I have had panic attacks my entire life but only been diagnosed with panic disorder and ocd within the last 5 years. My doctor put me on prozac 20 mg and I took that for 4 years and felt great and thought I could be weaned off it and I was. But then about a year later had the worst panic attack ever and started taking 20mg of prozac once again. I had side effects for about 2 weeks like, weight lose, nervousness and the fear of suicide, now let me stress it was only the fear of losing control, like I was afraid it (the prozac) would not work and I would go CRAZY and be capable of doing horrible things. But this was not the case. Just recently through the holidays I suffered two more panic attacks and freaked out that the prozac was not working for me anymore, and I was doomed! My therapist and my doctor agreed to put me on 40mg to help level things out. I have been taking it for about a week and I am suffering from the 'fear" again. I would not ever hurt myself or anyone, but I can not get the fear of going CRAZY and losing control out of my head. So my question is... Has anyone ever felt this way after increasing their anti-depressant medication? And how long did it take to feel "normal" again. I have been having the worst time with the thought constantly coming back again and again, The "what if" thoughts are horrible. I am not this type of person and frankly it scares the heck out of me! Thank you in advance for your help.
15 Jan 2010
wow,you sound like me,when i have panic attacks,they are the same way,i feel like im going to go crazy,or do something horrific,lose control,on and on,and the thoughts scare me so bad,its like i've even tried running from myself,that sounds crazy i know,but i have went running through my house and ended up in a corner,they are the most horrible thing i have ever experienced in my life,now,i've never taken prozac,but i have taken alot of different anti depressants,and they never did help me out with panic attacks at all,Im on xanax for that,and it truly is my miracle drug,im not kidding at all,when they put me on that,i felt relief with the first pill,after time they had to up me,and im now on 2mg 3x a day for 2years and havent had one attack,thank god because i have the kind you do,i mean,i get afraid of what i might do,what if i go crazy and kill someone,or myself?
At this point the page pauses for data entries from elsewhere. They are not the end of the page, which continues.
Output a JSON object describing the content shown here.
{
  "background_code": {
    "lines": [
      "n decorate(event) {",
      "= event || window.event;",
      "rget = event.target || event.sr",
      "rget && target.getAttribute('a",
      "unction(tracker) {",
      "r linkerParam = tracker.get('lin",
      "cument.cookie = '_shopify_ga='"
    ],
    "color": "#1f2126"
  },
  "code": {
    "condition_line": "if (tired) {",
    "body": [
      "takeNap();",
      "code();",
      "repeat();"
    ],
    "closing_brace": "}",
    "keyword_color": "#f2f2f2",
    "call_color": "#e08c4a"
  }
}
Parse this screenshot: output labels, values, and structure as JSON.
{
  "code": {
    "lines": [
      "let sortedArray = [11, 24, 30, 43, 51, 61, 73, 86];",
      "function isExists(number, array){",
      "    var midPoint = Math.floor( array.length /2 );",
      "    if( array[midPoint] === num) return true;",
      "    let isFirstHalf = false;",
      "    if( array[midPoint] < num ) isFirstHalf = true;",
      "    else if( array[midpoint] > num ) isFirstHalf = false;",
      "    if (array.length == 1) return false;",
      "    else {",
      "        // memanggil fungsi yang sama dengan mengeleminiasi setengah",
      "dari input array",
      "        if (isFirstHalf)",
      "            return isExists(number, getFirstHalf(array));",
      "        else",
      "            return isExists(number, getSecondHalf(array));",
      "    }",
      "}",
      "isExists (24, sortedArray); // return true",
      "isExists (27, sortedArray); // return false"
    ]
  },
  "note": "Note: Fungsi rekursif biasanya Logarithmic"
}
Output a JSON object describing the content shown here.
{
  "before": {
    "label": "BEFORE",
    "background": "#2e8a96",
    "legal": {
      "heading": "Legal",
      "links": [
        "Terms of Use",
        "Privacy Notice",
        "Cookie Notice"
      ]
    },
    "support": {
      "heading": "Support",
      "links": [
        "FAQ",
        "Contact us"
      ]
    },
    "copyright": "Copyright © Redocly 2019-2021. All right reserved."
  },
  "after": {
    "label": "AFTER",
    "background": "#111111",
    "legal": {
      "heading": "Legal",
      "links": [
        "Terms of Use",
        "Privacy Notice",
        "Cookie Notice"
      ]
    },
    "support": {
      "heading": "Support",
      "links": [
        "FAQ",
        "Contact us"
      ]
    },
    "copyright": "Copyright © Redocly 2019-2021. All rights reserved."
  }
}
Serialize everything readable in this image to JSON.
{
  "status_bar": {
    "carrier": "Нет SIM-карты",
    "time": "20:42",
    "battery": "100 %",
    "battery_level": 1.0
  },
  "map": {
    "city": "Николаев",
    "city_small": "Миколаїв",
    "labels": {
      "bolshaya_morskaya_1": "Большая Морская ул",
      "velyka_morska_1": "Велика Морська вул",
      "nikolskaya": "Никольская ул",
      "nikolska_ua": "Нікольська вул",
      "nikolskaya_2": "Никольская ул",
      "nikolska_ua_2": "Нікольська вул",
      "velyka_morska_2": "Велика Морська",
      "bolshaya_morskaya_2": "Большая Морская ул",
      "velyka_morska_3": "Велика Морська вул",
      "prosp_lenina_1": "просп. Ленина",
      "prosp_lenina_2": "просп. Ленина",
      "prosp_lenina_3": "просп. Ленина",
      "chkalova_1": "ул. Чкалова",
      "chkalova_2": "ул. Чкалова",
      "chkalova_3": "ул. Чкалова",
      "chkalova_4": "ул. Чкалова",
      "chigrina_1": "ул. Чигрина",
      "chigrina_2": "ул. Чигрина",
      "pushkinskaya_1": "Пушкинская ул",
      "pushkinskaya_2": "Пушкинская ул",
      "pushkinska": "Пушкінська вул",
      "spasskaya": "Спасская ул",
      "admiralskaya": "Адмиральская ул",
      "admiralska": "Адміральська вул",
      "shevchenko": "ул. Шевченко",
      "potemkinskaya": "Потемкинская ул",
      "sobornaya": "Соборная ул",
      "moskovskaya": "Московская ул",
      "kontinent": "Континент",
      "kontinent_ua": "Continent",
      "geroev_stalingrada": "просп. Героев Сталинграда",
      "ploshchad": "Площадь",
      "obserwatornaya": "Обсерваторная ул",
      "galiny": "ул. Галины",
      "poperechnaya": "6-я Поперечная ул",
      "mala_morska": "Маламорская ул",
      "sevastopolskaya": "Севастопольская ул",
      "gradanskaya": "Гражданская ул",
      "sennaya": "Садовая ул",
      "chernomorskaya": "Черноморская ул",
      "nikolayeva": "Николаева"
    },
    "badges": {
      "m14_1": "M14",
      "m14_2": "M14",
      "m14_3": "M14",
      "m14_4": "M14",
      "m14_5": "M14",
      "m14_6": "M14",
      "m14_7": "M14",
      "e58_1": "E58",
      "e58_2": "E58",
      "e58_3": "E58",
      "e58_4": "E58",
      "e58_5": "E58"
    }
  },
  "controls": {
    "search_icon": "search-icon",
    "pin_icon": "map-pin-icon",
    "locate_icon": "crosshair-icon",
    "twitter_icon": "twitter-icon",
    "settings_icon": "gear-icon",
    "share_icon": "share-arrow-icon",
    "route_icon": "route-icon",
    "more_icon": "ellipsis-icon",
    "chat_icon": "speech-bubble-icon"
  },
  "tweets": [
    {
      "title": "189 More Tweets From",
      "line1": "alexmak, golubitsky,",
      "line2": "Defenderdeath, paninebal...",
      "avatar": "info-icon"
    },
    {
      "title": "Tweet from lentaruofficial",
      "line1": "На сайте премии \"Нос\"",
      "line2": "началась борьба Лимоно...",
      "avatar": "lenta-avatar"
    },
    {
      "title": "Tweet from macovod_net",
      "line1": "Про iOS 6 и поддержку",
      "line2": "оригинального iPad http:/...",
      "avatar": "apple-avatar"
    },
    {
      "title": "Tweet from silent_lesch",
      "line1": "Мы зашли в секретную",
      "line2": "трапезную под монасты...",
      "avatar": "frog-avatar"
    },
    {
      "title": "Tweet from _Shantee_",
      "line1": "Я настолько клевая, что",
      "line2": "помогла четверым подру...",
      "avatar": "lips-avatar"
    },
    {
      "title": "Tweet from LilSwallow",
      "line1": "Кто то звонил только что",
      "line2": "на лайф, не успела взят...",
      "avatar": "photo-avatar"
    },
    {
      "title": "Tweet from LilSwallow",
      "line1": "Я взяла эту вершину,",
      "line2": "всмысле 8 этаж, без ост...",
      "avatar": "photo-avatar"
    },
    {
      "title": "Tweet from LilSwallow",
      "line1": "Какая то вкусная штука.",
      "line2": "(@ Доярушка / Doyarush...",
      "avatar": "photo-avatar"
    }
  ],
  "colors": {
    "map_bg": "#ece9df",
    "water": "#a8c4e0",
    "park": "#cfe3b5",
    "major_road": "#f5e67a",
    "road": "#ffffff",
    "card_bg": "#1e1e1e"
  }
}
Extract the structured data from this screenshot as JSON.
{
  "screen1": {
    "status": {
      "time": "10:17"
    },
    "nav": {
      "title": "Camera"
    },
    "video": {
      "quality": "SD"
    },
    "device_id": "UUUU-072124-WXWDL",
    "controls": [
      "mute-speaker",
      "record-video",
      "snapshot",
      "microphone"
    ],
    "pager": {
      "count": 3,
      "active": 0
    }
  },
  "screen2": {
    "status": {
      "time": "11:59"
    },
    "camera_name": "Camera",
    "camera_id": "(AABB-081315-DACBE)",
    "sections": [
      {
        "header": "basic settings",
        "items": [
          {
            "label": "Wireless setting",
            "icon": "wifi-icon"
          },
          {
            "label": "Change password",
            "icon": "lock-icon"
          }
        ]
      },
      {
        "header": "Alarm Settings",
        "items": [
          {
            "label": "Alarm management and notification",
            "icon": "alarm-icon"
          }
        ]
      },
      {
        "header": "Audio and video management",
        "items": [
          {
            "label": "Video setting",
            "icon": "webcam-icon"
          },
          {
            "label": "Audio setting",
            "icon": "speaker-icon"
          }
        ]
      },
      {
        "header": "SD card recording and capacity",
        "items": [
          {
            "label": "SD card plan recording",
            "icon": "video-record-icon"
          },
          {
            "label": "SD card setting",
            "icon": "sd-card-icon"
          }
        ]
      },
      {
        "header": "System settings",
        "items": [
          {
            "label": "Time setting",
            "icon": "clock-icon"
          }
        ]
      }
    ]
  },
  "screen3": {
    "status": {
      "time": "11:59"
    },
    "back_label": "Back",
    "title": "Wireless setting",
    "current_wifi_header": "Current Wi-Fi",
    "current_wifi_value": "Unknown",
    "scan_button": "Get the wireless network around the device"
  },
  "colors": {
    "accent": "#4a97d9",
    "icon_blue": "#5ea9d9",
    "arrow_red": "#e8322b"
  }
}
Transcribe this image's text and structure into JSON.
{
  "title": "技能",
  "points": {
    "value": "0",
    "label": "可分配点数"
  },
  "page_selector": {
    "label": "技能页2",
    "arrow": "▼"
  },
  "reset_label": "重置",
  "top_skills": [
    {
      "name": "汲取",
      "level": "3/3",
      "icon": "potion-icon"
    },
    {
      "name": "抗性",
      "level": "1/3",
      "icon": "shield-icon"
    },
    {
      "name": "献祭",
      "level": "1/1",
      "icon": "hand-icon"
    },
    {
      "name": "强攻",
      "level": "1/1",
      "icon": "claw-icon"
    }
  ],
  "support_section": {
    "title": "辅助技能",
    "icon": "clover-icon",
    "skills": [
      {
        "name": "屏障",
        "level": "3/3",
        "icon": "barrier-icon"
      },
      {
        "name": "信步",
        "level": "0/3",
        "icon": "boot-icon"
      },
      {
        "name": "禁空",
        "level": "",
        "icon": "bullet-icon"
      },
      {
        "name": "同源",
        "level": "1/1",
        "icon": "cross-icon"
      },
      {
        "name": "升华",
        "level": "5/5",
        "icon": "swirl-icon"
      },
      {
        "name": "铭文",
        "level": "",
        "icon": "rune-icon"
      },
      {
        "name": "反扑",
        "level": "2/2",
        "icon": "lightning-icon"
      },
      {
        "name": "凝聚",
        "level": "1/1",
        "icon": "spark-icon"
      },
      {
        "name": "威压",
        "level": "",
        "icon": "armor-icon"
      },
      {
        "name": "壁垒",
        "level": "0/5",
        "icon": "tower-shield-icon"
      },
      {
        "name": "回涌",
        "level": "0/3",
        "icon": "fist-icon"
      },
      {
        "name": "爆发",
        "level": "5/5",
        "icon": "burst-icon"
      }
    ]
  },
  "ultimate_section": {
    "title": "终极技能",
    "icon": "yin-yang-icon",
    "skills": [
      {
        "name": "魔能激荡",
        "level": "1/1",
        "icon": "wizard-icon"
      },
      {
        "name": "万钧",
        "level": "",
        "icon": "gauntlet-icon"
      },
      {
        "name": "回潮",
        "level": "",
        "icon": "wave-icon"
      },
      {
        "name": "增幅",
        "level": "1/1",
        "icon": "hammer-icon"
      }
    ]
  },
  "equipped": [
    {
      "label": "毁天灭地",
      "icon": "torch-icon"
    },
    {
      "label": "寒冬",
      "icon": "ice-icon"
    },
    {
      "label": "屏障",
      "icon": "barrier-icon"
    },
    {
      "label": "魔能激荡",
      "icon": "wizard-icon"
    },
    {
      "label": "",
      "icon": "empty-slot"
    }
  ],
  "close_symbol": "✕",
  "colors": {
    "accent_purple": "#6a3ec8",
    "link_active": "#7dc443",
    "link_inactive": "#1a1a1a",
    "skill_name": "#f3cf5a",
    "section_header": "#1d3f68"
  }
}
thoughts like that,and there is not a mean bone in my body,but all those symptoms are normal for panic attacks,my therapist told me to tell myself that,and to try and keep calm,after all freaking out makes it worse,so when i would feel one coming on,i would tell myself "this is normal,it's going to pass,just go with it" et cetera,taking deep breaths. I was afraid to go in public because of it,one time i had one in a store and had to sit down right where i was and talk myself down,omg,that just made me avoid places,so when they put me on the xanax,honestly i didnt have another one,i weaned myself off once because i thought it was over,feeling good and i could go without,my doctor told me no,it was only due to the pills,but i did it anyway,and sure enough they came back,but worse,so back on them i went,and like i said,havent had another attack. I take zoloft now,was on celexa,but the celexa wasnt working for my depression. Sorry i wasnt of much help,i just wanted you to know your not alone and i understand completely,and also that no anti depressant worked for panic attacks for me,but that's because i have the really severe kind,and when they introduced the xanax,i was finally free,that's exactly how i felt. You may want to talk to your doctor about adding a med just for severe panic attacks,i would because i know how debilitating they are. hope this helped some,and i also wanted to welcome you here:) good luck!
15 Jan 2010
Every time you go up on any med, you will, indeed, experience the same side effects all over again. Sometimes, more side effects that you didn't experience before. Sorry for the disappointing news, but it's happened to me with every med I've ever been on.
As for feeling like you're going crazy, that's not the prozac, that's a symptom of panic disorder, which I've had for 10 years. I always feel like I'm going crazy when I have a panic attack. It's horrible and scary, I know, but you're not going crazy.
My deeper concern for you is that you're on prozac. I've never heard of it being prescribed for panic disorder. Furthermore, it is known to cause suicidal thinking, homicidal thinking, and actual suicides. (It made me suicidal.) So it you're thinking those thoughts on prozac or when you're having a panic attack, then you need to see your doc and get off the prozac PRONTO because my experience has shown that suicidal thinking is NOT panic attack thinking but BAD DRUG thinking.